Locally, representatives of different faiths continue to come together. Recently the Australian Partnership of Religious Organisations (APRO) met at the Sikh temple in Austral. Prior to the meeting, our Sikh friends invited us into their temple and offered an explanation of their rituals. The reverence shown the sacred writings was profound. During this meeting I could not help but reflect on the respect and openness that have enabled conversations and friendships to develop. On 1 March the next conversation of the Australian National Dialogue of Christians, Muslims and Jews will take place. This group has generally met three times each year since it commenced on 14 March 2003. Over these years of journeying together, real friendships have developed enabling us to hear differences and respect them. We participate in these events knowing that we are building on firm foundations, and with a sure hope that they will continue to bring forth fruits.

As I write I am preparing to travel to Wellington, New Zealand.
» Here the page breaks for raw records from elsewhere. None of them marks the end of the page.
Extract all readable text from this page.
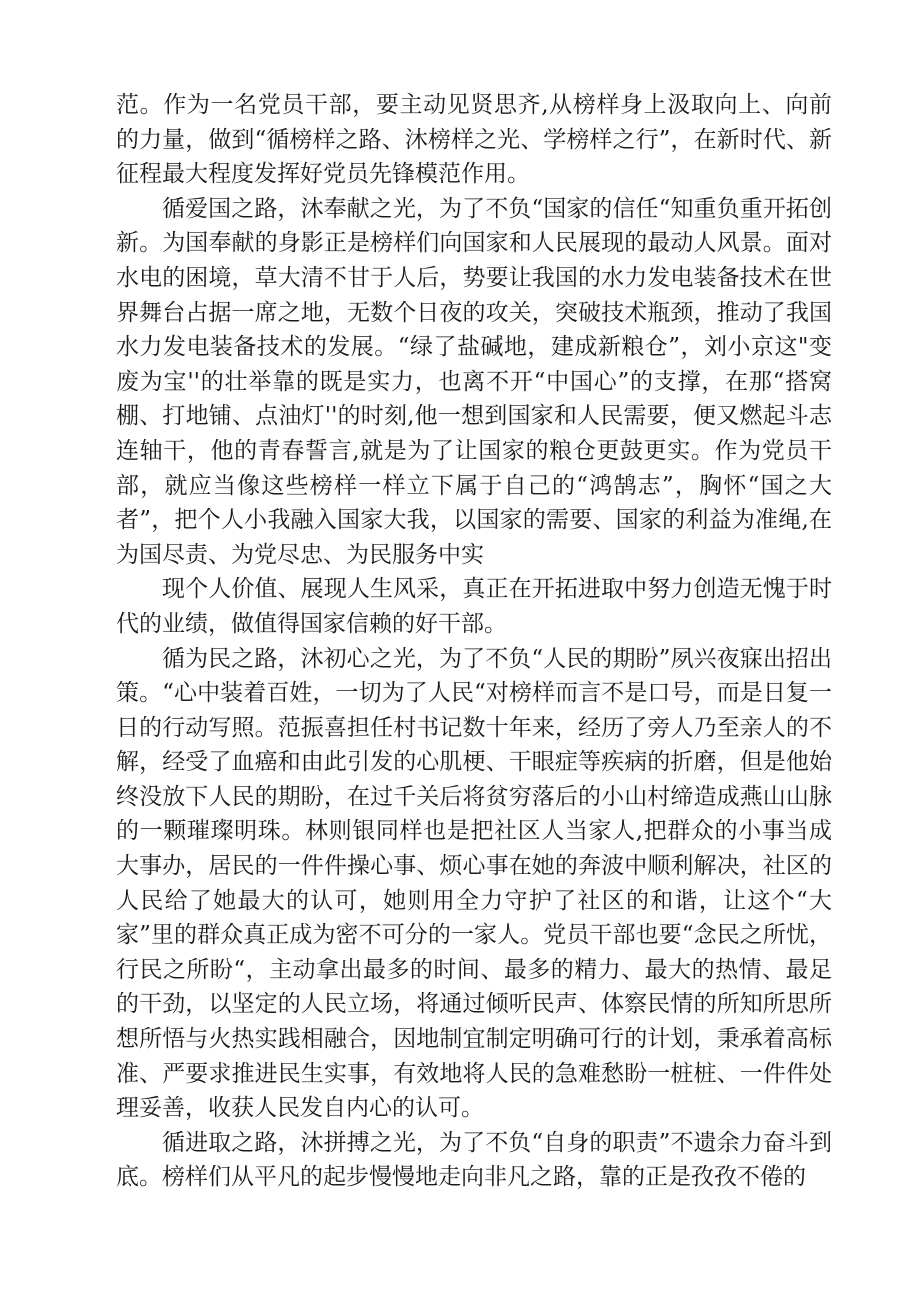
范。作为一名党员干部，要主动见贤思齐,从榜样身上汲取向上、向前的力量，做到“循榜样之路、沐榜样之光、学榜样之行”，在新时代、新征程最大程度发挥好党员先锋模范作用。

循爱国之路，沐奉献之光，为了不负“国家的信任“知重负重开拓创新。为国奉献的身影正是榜样们向国家和人民展现的最动人风景。面对水电的困境，草大清不甘于人后，势要让我国的水力发电装备技术在世界舞台占据一席之地，无数个日夜的攻关，突破技术瓶颈，推动了我国水力发电装备技术的发展。“绿了盐碱地，建成新粮仓”，刘小京这"变废为宝''的壮举靠的既是实力，也离不开“中国心”的支撑，在那“搭窝棚、打地铺、点油灯''的时刻,他一想到国家和人民需要，便又燃起斗志连轴干，他的青春誓言,就是为了让国家的粮仓更鼓更实。作为党员干部，就应当像这些榜样一样立下属于自己的“鸿鹄志”，胸怀“国之大者”，把个人小我融入国家大我，以国家的需要、国家的利益为准绳,在为国尽责、为党尽忠、为民服务中实

现个人价值、展现人生风采，真正在开拓进取中努力创造无愧于时代的业绩，做值得国家信赖的好干部。

循为民之路，沐初心之光，为了不负“人民的期盼”夙兴夜寐出招出策。“心中装着百姓，一切为了人民“对榜样而言不是口号，而是日复一日的行动写照。范振喜担任村书记数十年来，经历了旁人乃至亲人的不解，经受了血癌和由此引发的心肌梗、干眼症等疾病的折磨，但是他始终没放下人民的期盼，在过千关后将贫穷落后的小山村缔造成燕山山脉的一颗璀璨明珠。林则银同样也是把社区人当家人,把群众的小事当成大事办，居民的一件件操心事、烦心事在她的奔波中顺利解决，社区的人民给了她最大的认可，她则用全力守护了社区的和谐，让这个“大家”里的群众真正成为密不可分的一家人。党员干部也要“念民之所忧，行民之所盼“，主动拿出最多的时间、最多的精力、最大的热情、最足的干劲，以坚定的人民立场，将通过倾听民声、体察民情的所知所思所想所悟与火热实践相融合，因地制宜制定明确可行的计划，秉承着高标准、严要求推进民生实事，有效地将人民的急难愁盼一桩桩、一件件处理妥善，收获人民发自内心的认可。

循进取之路，沐拼搏之光，为了不负“自身的职责”不遗余力奋斗到底。榜样们从平凡的起步慢慢地走向非凡之路，靠的正是孜孜不倦的
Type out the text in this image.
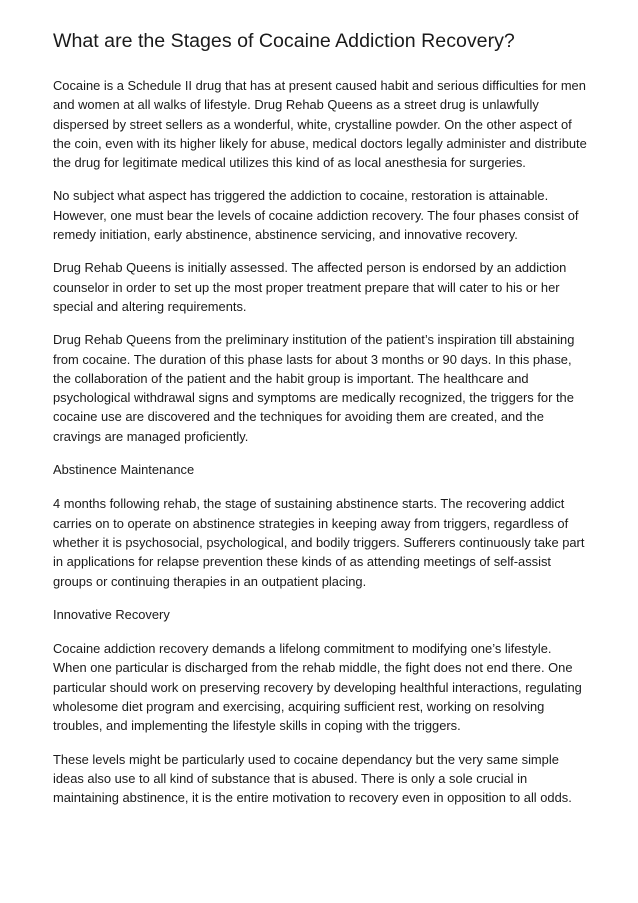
What are the Stages of Cocaine Addiction Recovery?

Cocaine is a Schedule II drug that has at present caused habit and serious difficulties for men and women at all walks of lifestyle. Drug Rehab Queens as a street drug is unlawfully dispersed by street sellers as a wonderful, white, crystalline powder. On the other aspect of the coin, even with its higher likely for abuse, medical doctors legally administer and distribute the drug for legitimate medical utilizes this kind of as local anesthesia for surgeries.

No subject what aspect has triggered the addiction to cocaine, restoration is attainable. However, one must bear the levels of cocaine addiction recovery. The four phases consist of remedy initiation, early abstinence, abstinence servicing, and innovative recovery.

Drug Rehab Queens is initially assessed. The affected person is endorsed by an addiction counselor in order to set up the most proper treatment prepare that will cater to his or her special and altering requirements.

Drug Rehab Queens from the preliminary institution of the patient’s inspiration till abstaining from cocaine. The duration of this phase lasts for about 3 months or 90 days. In this phase, the collaboration of the patient and the habit group is important. The healthcare and psychological withdrawal signs and symptoms are medically recognized, the triggers for the cocaine use are discovered and the techniques for avoiding them are created, and the cravings are managed proficiently.

Abstinence Maintenance

4 months following rehab, the stage of sustaining abstinence starts. The recovering addict carries on to operate on abstinence strategies in keeping away from triggers, regardless of whether it is psychosocial, psychological, and bodily triggers. Sufferers continuously take part in applications for relapse prevention these kinds of as attending meetings of self-assist groups or continuing therapies in an outpatient placing.

Innovative Recovery

Cocaine addiction recovery demands a lifelong commitment to modifying one’s lifestyle. When one particular is discharged from the rehab middle, the fight does not end there. One particular should work on preserving recovery by developing healthful interactions, regulating wholesome diet program and exercising, acquiring sufficient rest, working on resolving troubles, and implementing the lifestyle skills in coping with the triggers.

These levels might be particularly used to cocaine dependancy but the very same simple ideas also use to all kind of substance that is abused. There is only a sole crucial in maintaining abstinence, it is the entire motivation to recovery even in opposition to all odds.
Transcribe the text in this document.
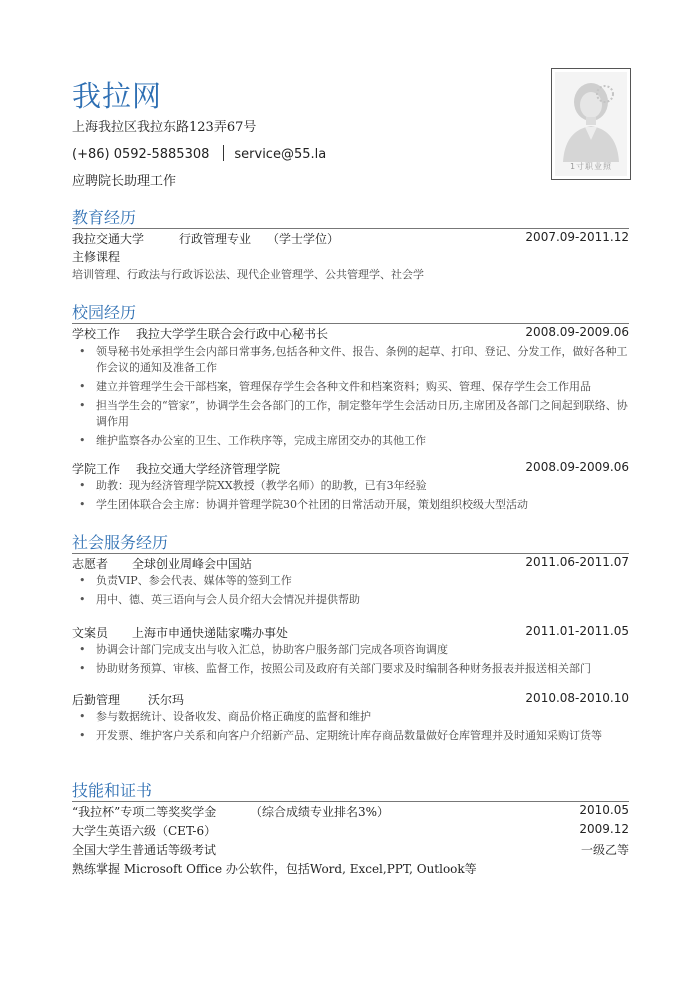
我拉网
上海我拉区我拉东路123弄67号
(+86) 0592-5885308 service@55.la
应聘院长助理工作
1寸职业照
教育经历
我拉交通大学	行政管理专业 （学士学位）	2007.09-2011.12
主修课程
培训管理、行政法与行政诉讼法、现代企业管理学、公共管理学、社会学
校园经历
学校工作 我拉大学学生联合会行政中心秘书长	2008.09-2009.06
• 领导秘书处承担学生会内部日常事务,包括各种文件、报告、条例的起草、打印、登记、分发工作，做好各种工作会议的通知及准备工作
• 建立并管理学生会干部档案，管理保存学生会各种文件和档案资料；购买、管理、保存学生会工作用品
• 担当学生会的“管家”，协调学生会各部门的工作，制定整年学生会活动日历,主席团及各部门之间起到联络、协调作用
• 维护监察各办公室的卫生、工作秩序等，完成主席团交办的其他工作
学院工作 我拉交通大学经济管理学院	2008.09-2009.06
• 助教：现为经济管理学院XX教授（教学名师）的助教，已有3年经验
• 学生团体联合会主席：协调并管理学院30个社团的日常活动开展，策划组织校级大型活动
社会服务经历
志愿者 全球创业周峰会中国站	2011.06-2011.07
• 负责VIP、参会代表、媒体等的签到工作
• 用中、德、英三语向与会人员介绍大会情况并提供帮助
文案员 上海市申通快递陆家嘴办事处	2011.01-2011.05
• 协调会计部门完成支出与收入汇总，协助客户服务部门完成各项咨询调度
• 协助财务预算、审核、监督工作，按照公司及政府有关部门要求及时编制各种财务报表并报送相关部门
后勤管理 沃尔玛	2010.08-2010.10
• 参与数据统计、设备收发、商品价格正确度的监督和维护
• 开发票、维护客户关系和向客户介绍新产品、定期统计库存商品数量做好仓库管理并及时通知采购订货等
技能和证书
“我拉杯”专项二等奖奖学金	（综合成绩专业排名3%）	2010.05
大学生英语六级（CET-6）	2009.12
全国大学生普通话等级考试	一级乙等
熟练掌握 Microsoft Office 办公软件，包括Word, Excel,PPT, Outlook等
The New Zealand Anglican, Catholic and Methodist Churches have agreed to form an ecumenical entity to pursue closer ties and share understandings. The churches share the hope that the dialogue will lead to formal ecumenical collaboration among the churches and other groups in society that want to see progress on issues that are a concern of all New Zealanders. Consequently, the National Dialogue for Christian Unity (NDCU) is holding its inaugural annual forum in Wellington on 25 February 2016, followed by a service of celebration at the Sacred Heart Cathedral. Recognizing this as a significant moment in the ecumenical journey of the churches in New Zealand, I accepted wholeheartedly the invitation to be present to witness the hope that has given birth to the occasion. Photos will follow.

In cities across Australia, a different kind of journey will take place. On Palm Sunday rallies will take place providing a forum for people to express their commitment to refugees and asylum seekers and urging our nation to welcome them. This rally may provide an opportunity to reflect on the journey that so many people have made – not because they would have wanted to leave home, but because they saw the alternative of staying was too dreadful for them to choose it.

This Palm Sunday, March 20 let us all WELCOME REFUGEES! See Events for specific locations.

May your Lenten journey draw you ever closer to your loving God.